A key contention in SIB’s argument is the assertion that foreign brokers are not being held to the same regulatory standards as their Sri Lankan counterparts, including registration with the Insurance Regulatory Commission of Sri Lanka (IRCSL). They argue that this exemption from local laws, taxation and regulatory costs puts domestic firms at a significant disadvantage.

However, the issue of registration for foreign reinsurance brokers appears to be a point of legal contention. A recent ruling by the High Court of Civil Appeal reported just last week stated that foreign reinsurance brokers, who conduct their business from outside the territorial waters of Sri Lanka, do not fall under the purview of the Regulation of Insurance Industry Act and are therefore not required to register locally. This judgment was delivered in a case that also involved Tysers and SIB, with the court ruling in favour of the foreign broker.
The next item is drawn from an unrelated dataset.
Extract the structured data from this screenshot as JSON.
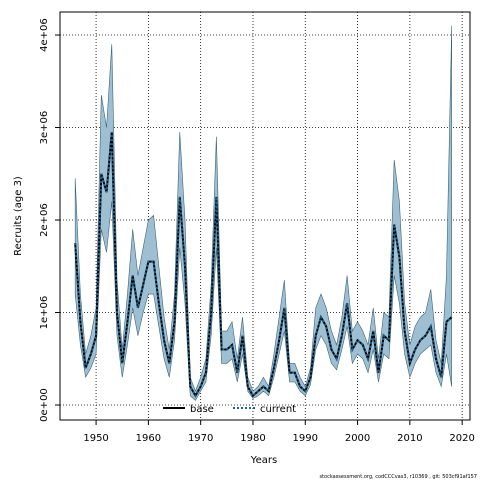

SIB, in its press release, alludes to previous court rulings that have affirmed the necessity of registration for foreign brokers operating in Sri Lanka. The firm also mentions a clear opinion from the Attorney General and guidelines from the IRCSL that support their stance.

The controversy also raises questions about the validity of reinsurance contracts arranged by unregistered foreign entities. SIB has warned that such agreements could be deemed void, potentially leaving the NITF and by extension the Sri Lankan public, exposed to significant financial risk in the event of a large-scale claim, particularly for crucial areas like civil riots and terrorism coverage.

As of now, there has been no official public statement from the NITF or Tysers addressing the specific allegations raised in SIB’s latest press release.